Heat generated from the LSI 1 is transmitted through the LSI package board 2 to the surrounding air through a first path, from the bimetal heat transfer body 3 fixed to the LSI 1, through the cooling module 7, and from the supply port 5 to the discharge port 6. The heat is radiated through two paths, the second path being conducted to the liquid refrigerant 4 that is constantly flowing.

However, since the thermal resistance of the first path, which is transmitted from the LSI package board 2 to the surrounding air, is extremely large, most of the heat is radiated through the second path, that is, from the bimetal heat transfer body 3 through the cooling module 7. Ru.
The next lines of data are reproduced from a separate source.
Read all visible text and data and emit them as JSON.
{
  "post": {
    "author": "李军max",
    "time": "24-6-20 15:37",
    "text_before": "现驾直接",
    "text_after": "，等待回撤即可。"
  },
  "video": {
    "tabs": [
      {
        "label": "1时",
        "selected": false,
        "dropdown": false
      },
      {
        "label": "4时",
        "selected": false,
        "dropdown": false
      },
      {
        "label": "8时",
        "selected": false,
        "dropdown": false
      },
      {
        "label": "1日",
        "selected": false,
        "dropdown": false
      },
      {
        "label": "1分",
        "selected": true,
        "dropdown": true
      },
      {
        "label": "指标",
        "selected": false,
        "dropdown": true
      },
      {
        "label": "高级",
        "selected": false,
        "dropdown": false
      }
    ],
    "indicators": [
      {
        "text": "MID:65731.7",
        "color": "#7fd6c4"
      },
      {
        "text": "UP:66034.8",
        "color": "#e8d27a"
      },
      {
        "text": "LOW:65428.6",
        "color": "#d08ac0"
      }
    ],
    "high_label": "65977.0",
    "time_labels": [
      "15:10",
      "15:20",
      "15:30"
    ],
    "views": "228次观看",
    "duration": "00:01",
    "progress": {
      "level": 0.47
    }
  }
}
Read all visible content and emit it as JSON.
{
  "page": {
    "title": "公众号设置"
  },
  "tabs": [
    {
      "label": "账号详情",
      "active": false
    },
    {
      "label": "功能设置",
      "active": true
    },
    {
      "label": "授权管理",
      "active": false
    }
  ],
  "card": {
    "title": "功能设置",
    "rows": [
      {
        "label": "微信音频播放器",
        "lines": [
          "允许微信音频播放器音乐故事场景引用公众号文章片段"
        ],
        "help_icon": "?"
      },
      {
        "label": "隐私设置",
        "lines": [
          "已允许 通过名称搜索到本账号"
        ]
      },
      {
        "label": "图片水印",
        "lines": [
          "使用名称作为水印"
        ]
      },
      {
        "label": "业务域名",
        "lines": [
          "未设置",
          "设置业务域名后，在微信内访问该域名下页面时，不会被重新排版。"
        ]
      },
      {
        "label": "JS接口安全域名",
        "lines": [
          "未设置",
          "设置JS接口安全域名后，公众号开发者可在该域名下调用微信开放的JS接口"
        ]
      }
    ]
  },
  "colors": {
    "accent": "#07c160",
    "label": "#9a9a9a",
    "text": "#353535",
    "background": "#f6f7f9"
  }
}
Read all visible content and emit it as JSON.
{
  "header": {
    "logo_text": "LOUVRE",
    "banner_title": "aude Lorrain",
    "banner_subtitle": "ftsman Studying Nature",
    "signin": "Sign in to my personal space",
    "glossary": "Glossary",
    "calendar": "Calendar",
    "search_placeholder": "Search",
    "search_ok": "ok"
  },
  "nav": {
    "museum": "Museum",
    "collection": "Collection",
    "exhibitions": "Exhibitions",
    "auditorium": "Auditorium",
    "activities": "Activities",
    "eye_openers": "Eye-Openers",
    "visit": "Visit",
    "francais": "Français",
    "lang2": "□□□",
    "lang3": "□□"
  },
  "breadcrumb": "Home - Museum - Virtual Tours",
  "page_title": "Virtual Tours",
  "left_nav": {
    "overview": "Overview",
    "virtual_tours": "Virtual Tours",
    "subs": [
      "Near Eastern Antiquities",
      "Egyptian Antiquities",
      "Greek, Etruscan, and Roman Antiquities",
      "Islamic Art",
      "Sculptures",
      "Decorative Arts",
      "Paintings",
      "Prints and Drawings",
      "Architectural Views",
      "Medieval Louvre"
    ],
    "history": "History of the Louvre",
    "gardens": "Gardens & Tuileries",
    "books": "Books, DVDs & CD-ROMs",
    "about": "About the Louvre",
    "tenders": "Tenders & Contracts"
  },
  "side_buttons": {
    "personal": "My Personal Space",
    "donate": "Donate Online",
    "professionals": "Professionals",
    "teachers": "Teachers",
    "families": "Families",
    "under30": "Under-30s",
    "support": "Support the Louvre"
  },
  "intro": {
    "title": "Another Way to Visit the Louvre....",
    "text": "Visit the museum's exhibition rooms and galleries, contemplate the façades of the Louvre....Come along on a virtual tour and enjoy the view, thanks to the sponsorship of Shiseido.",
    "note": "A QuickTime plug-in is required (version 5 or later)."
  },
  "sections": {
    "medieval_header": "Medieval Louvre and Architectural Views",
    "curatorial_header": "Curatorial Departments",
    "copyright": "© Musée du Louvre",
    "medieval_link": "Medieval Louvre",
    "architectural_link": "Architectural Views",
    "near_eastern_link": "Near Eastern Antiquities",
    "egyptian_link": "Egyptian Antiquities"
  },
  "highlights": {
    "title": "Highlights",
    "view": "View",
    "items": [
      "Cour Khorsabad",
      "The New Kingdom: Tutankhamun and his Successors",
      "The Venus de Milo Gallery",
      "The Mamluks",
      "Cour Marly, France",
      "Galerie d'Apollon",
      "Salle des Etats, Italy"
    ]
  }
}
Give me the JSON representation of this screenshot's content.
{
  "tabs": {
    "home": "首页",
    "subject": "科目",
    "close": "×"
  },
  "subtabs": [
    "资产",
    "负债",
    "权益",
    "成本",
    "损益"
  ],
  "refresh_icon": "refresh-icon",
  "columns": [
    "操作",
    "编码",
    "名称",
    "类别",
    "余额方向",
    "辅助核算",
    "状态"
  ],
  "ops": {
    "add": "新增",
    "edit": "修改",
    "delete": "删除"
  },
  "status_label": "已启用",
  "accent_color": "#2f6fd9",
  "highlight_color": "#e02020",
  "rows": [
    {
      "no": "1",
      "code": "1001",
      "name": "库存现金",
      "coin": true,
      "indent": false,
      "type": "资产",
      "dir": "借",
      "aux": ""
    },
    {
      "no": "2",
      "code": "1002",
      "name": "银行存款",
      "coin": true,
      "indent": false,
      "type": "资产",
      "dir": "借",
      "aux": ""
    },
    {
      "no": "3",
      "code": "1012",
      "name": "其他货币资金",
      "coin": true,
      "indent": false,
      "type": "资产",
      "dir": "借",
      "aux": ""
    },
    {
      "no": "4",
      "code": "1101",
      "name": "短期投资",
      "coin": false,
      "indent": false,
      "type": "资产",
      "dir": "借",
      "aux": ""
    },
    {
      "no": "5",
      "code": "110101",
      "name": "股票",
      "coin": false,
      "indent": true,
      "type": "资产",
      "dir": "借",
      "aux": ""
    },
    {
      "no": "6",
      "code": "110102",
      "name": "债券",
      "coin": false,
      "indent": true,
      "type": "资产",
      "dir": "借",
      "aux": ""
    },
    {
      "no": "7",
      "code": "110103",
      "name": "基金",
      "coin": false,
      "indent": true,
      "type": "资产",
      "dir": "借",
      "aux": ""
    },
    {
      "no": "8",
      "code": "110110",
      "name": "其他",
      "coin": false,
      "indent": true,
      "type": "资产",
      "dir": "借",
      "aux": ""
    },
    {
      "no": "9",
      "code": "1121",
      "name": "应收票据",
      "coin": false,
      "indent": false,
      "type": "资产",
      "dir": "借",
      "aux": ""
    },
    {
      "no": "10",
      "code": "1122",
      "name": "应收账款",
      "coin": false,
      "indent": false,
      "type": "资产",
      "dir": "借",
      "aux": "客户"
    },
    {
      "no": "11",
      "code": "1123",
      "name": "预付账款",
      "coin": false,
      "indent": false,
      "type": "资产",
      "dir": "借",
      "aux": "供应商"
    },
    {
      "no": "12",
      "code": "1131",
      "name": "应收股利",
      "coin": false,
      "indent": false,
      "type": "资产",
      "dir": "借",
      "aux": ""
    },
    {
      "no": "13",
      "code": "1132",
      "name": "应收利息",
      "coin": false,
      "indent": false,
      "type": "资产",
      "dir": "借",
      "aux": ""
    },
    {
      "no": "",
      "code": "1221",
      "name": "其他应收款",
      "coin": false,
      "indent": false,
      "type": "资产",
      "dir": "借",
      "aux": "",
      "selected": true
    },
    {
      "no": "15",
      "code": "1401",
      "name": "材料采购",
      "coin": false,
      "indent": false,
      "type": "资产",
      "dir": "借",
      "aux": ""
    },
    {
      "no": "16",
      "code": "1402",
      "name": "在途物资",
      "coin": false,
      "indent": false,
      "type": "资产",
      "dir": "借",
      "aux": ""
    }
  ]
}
In the second path from the bimetal heat transfer body 3 to the cooling module 7, most of the paths from the LSI 1 to the bimetal heat transfer body 3 and from the cooling module 7 to the liquid refrigerant 4 are good thermal conductors, so the thermal resistance is kept low. be able to. Since the heat transfer body has a bimetal structure in order to conduct heat from the bimetal heat transfer body 3 to the cooling module 7 with low thermal resistance, when the temperature of the LSI 1 increases, the bimetal heat transfer body 3 deforms and transfers heat to the cooling module 7. being pressed together,
The thermal resistance is low, and the pressure contact force increases in proportion to the rise in the temperature of the LSI 1, making it possible to lower the thermal resistance even further.

Although the heating element has been described above as an LSI, the present invention is similarly applicable to other heating elements. Further, the heat transfer body and the cooling module may be provided in contact with each other from the beginning.

As explained above, the present invention employs a heat transfer body having a bimetal structure in the heat dissipation path of a heat generating element such as an LSI, so that the thermal resistance of the heat dissipation path decreases as the temperature rises, so the temperature of the heat generating element can be kept constant. This has the effect of improving the cooling capacity of the LSI package.

[Brief explanation of the drawing]

FIG. 1 is a plan view showing an embodiment of the cooling structure according to the present invention, and FIG. 2 is a sectional view taken along line AA in FIG. 1...LSI, 2...LSI package board, 3...bimetal heat transfer body, 4...liquid refrigerant, 5...supply port, 6...
Discharge port, 7...cooling module, 8...frame.

Claims (1)

[Claims] 1 In a cooling structure that diffuses and cools the heat generated by a large number of LSI packages mounted on a board, the above-mentioned
One or more heat transfer bodies each having a bimetallic structure are provided on the LSI, and a cooling module that is close to or in contact with the heat transfer body and allows a liquid coolant to flow through the inside thereof is provided, and when the temperature of the LSI rises, the A cooling structure for an LSI package, characterized in that a heat transfer body is configured to deform and come into pressure contact with the cooling module.